À véspera do tricentenário em 8 de abril, Cuiabá vê o desmoronamento de um de seus maiores símbolos arquitetônicos, diante da inércia da prefeitura
Foi no período colonial, na metade do século XIX, que, na rua Sete de Setembro, no centro de Cuiabá, as paredes de adobe foram sendo construídas transformando-se em um lindo casarão que viria a ser a residência do governador de Mato Grosso Coronel Generoso Paes Leme de Souza Ponce. Sua fachada possuía ornamentos que faziam referência a diversos períodos arquitetônicos. O casarão era tão grande, que possuía duas fachadas, a segunda na rua Galdino Pimentel. Possuía! No último dia 29 de janeiro, parte dessa riqueza foi abaixo. Alguns insistem em dizer que foi por conta de uma forte chuva. Mas o motivo vai muito além.
Em péssimo estado de conservação, o patrimônio que caracteriza a própria identidade e manifestação regional de Cuiabá, não resistiu ao esquecimento. Parte do processo histórico cuiabano e da trajetória da sociedade ruiu e os pedaços ainda estão jogados ao chão.
Há dois meses a tragédia foi avisada. Eram visíveis os sinais de que tudo poderia vir abaixo a qualquer momento. Mas nenhuma providência foi tomada. “Que belo presente de 300 anos nos deram”, lamenta Pedro Celestino, vizinho da frente há longa data. Ver a casa destruída e a rua obstruída com os entulhos traz sentimento de tristeza a esse morador que com muito esmero conserva a sua residência com as características e riquezas de um verdadeiro imóvel pertencente ao centro histórico cuiabano.
“Essa rua já foi muito boa, tinha muitas pessoas importantes da sociedade e agora tudo acabou”, declara Celestino. Em 1910 o casarão também pertenceu ao tenente-coronel Avelino de Siqueira, intendente-geral do município de Cuiabá, e em 1980 foi tombado pelo Instituto do Patrimônio Histórico e Artístico Nacional (Ipahn). Até 1995 funcionou como gráfica, papelaria e livraria, a famosa Livraria Pepe. Desde então o casarão encontra-se fechado, sofrendo com o abandono.
“É triste! Dói ver um patrimônio desse perder as suas características”, afirma Adão Rodrigues, técnico em restauração, que comovido com a perda se dispôs a, voluntariamente, ajudar na remoção dos entulhos. O desejo dos moradores e comerciantes da região é que providências sejam tomadas e que a restauração seja feita, mas o sentimento de que o abandono pode continuar prevalece. “Eu acho que eles não vão ter condições de arrumar. Se não fizeram antes, agora muito menos, porque o poder público não tem interesse”, declara Celestino.

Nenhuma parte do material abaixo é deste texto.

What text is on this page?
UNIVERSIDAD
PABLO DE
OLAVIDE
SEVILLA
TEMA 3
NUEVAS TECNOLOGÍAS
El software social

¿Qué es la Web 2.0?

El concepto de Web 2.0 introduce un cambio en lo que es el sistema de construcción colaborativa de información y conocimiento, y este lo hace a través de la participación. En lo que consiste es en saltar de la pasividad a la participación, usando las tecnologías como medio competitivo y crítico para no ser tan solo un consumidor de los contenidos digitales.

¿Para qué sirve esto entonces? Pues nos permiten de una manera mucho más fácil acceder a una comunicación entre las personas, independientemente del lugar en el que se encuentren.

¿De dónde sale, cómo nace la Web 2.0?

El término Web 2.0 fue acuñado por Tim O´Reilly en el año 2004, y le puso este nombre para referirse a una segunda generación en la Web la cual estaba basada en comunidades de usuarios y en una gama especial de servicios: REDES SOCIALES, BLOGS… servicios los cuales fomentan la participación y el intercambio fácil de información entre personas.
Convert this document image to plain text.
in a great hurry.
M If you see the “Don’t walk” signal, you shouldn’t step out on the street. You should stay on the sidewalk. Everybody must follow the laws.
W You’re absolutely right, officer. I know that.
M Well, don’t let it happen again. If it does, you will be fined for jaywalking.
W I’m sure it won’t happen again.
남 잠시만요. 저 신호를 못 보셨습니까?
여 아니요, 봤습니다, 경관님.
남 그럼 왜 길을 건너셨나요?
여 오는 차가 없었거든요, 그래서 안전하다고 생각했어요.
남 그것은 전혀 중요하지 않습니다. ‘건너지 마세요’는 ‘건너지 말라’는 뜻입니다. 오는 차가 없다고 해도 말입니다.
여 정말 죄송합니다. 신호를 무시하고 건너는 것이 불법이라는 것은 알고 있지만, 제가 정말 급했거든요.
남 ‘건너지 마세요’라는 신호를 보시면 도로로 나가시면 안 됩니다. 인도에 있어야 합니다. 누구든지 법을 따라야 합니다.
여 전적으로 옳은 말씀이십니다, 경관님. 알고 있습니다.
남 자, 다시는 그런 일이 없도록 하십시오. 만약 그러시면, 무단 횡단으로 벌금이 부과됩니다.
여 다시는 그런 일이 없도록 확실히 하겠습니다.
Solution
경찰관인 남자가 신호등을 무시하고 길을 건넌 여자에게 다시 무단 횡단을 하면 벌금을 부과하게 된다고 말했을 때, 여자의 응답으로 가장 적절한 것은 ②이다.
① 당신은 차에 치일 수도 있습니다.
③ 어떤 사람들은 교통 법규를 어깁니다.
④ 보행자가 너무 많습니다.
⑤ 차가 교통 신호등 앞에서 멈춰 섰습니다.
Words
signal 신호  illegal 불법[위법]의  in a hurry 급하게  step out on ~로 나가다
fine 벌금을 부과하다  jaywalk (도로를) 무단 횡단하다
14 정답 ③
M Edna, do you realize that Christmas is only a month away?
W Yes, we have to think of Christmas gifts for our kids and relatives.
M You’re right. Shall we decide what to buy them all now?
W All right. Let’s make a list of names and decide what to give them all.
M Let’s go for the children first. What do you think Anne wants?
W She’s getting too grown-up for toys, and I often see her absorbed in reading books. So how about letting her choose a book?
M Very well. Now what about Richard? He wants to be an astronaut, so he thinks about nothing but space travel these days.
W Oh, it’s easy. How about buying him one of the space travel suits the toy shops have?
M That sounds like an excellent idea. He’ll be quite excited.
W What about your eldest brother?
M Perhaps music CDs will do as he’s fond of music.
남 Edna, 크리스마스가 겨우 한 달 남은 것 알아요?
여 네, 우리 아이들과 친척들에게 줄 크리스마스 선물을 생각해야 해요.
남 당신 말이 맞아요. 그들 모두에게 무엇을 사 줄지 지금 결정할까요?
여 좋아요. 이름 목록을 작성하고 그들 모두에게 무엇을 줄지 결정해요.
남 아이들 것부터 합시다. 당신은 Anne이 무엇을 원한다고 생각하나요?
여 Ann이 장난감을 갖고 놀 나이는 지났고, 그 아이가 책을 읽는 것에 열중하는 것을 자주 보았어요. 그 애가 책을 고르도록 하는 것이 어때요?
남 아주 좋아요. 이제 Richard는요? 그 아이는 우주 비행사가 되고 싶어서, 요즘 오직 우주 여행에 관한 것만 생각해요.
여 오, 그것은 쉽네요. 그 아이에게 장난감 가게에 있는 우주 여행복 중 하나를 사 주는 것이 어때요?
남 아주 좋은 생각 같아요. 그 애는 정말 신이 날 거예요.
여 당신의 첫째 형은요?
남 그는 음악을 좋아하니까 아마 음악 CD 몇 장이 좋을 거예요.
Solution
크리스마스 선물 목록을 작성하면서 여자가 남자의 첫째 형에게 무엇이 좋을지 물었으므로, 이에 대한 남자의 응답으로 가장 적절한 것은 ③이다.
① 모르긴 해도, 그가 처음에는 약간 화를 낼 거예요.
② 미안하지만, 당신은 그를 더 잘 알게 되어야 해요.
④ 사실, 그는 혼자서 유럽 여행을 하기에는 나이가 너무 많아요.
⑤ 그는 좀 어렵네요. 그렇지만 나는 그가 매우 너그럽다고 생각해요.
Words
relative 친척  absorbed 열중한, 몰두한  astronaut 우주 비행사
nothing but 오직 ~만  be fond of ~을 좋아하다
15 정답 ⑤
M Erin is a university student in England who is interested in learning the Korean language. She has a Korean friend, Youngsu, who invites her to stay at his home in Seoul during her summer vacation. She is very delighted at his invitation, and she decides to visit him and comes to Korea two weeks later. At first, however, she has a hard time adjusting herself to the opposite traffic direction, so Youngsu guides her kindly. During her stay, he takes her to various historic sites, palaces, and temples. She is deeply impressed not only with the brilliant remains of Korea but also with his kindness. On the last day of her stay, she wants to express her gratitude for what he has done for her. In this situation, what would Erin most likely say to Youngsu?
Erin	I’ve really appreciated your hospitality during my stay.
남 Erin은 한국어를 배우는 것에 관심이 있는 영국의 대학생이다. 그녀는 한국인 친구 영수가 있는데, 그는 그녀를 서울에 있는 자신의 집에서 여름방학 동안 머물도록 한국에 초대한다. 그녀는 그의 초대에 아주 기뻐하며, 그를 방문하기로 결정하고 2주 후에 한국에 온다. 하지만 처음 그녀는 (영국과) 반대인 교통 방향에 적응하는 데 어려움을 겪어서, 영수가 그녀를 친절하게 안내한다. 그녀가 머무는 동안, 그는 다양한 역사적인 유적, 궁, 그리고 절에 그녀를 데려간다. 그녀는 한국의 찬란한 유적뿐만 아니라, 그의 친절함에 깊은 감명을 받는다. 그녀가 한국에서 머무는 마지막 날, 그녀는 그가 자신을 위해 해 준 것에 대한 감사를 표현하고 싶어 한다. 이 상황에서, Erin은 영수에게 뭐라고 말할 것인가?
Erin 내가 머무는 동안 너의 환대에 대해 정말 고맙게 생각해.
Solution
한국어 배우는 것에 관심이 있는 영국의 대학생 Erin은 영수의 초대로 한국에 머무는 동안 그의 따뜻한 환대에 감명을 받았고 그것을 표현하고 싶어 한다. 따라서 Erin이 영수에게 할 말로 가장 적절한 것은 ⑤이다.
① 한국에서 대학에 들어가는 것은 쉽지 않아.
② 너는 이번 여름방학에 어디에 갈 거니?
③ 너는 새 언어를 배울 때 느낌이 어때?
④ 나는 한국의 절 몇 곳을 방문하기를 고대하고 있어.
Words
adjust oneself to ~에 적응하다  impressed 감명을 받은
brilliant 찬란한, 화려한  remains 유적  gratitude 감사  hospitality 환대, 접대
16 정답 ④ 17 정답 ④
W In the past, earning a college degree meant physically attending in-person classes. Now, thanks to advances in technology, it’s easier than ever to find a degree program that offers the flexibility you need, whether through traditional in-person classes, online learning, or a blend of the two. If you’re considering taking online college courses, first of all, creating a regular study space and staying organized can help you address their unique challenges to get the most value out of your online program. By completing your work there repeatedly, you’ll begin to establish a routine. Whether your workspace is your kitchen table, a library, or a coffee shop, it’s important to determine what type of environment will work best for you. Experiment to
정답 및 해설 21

No interior do casarão ainda é possível encontrar móveis antigos e pinturas feitas a pincel em peças de madeiras que são como verdadeiras obras de arte. A expectativa agora é quanto ao que será feito com todo esse patrimônio “Refazer a gente consegue, mas igual ao original jamais. Eu considero o casarão como se fosse um ser humano, nós até podemos reconstruir, mas não vai ser idêntico, cada construção, assim como o ser humano, é única”, explica Adão.
Após essa grande perda vizinhos, comerciantes e cuiabanos preocupados com a história, reunidos em frente aos entulhos lamentam e juntos chegam a uma conclusão: “a história está acabando! ”.